My raw data is composite, but for simplicity sake let's say they consist of three elements. One might consider a sample set thusly.

[A,a,1]
[A,b,1]
[B,b,1]
[B,b,2]
[C,b,3]
[A,c,3]

I need to create a subset that satisfy two key criteria.

• All combinations of the two last columns is represented (lower case and numeric)
• All upper case (first column) is represented at least once.

... in as few rows as possible. The data is not evenly distributed, meaning that e.g 80 percent of the rows in the input data may have b,1. If that was the case, it would be wasteful to include A,b,1 row, because I would have to include A,a,1 as well in order to make sure that a,1 combination is represented.

Though large data, the data is in memory.

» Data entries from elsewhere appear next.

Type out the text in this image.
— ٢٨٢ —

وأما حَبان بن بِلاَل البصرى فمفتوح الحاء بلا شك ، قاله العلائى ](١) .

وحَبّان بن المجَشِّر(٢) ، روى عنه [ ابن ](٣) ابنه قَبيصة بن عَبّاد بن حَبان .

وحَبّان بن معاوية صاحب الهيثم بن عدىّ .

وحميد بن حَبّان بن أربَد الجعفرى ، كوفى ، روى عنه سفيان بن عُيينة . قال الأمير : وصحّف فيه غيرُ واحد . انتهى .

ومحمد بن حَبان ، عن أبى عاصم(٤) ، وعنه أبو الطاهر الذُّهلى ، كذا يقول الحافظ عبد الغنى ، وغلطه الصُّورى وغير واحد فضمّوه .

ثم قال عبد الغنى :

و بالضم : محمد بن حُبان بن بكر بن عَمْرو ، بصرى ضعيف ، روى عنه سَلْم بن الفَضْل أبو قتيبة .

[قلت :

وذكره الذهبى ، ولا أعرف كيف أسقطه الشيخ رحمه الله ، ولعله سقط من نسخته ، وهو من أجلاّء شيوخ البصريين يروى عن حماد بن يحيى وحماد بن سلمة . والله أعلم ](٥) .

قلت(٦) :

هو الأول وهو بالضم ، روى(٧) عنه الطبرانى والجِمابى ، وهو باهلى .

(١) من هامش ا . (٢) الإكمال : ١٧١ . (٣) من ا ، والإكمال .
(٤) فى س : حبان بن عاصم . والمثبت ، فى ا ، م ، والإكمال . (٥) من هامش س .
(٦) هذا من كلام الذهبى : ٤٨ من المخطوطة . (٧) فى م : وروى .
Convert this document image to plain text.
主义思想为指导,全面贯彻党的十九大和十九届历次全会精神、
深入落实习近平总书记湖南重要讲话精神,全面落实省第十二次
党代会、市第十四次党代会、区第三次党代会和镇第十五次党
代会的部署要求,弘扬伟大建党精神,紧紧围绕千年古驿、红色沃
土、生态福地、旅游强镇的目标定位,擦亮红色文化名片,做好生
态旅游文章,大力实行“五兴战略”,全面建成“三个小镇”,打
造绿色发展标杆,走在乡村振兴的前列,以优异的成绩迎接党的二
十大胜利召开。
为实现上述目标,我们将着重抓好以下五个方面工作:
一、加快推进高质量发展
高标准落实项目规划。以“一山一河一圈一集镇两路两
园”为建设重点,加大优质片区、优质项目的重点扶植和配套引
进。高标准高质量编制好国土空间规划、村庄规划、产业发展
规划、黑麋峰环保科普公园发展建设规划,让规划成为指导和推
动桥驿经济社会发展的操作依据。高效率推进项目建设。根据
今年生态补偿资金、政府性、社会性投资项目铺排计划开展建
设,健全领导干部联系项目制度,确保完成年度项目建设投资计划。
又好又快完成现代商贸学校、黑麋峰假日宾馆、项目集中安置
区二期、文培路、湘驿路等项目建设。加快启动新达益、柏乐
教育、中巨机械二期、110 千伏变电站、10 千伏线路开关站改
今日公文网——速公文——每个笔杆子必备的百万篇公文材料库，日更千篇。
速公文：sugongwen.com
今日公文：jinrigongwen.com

Accessing and iterating is relatively cheap. The data is static and may be processed over multiple passes .

Language is C#.

I'm not too happy about the title of this question, so if there is any key term that better describes this problem, feel free to comment/edit.

Answer 1

You can solve this by looking for a maximum cardinality matching in a bipartite graph, then covering remaining vertices arbitrarily.

Make a bipartite graph:

• In the left part of the graph, make a vertex for every capital letter.
• In the right part of the graph, make a vertex for every combination of lowercase letter and number.
• For each record, make an edge (which necessarily goes from a vertex on the left to one on the right) corresponding to the two vertices covered by the record.

Now run an algorithm for finding a maximum cardinality matching in a bipartite graph, such as the Hopcroft-Karp maximum flow algorithm. This picks a subset of edges (records) that together cover the most possible distinct combinations of capital letter and (lowercase letter + number). That is, each chosen record hits both a capital letter, and a (lowercase letter + number) pair that are not hit by any other chosen record.

If the matching saturates (touches) every vertex, you have a "perfect" solution! Otherwise, for each remaining vertex, you need to pick a record incident on that vertex -- it doesn't matter which record you pick, because it definitely won't be incident on any untouched vertices on the other side (if it was, then it would have been included in the matching already).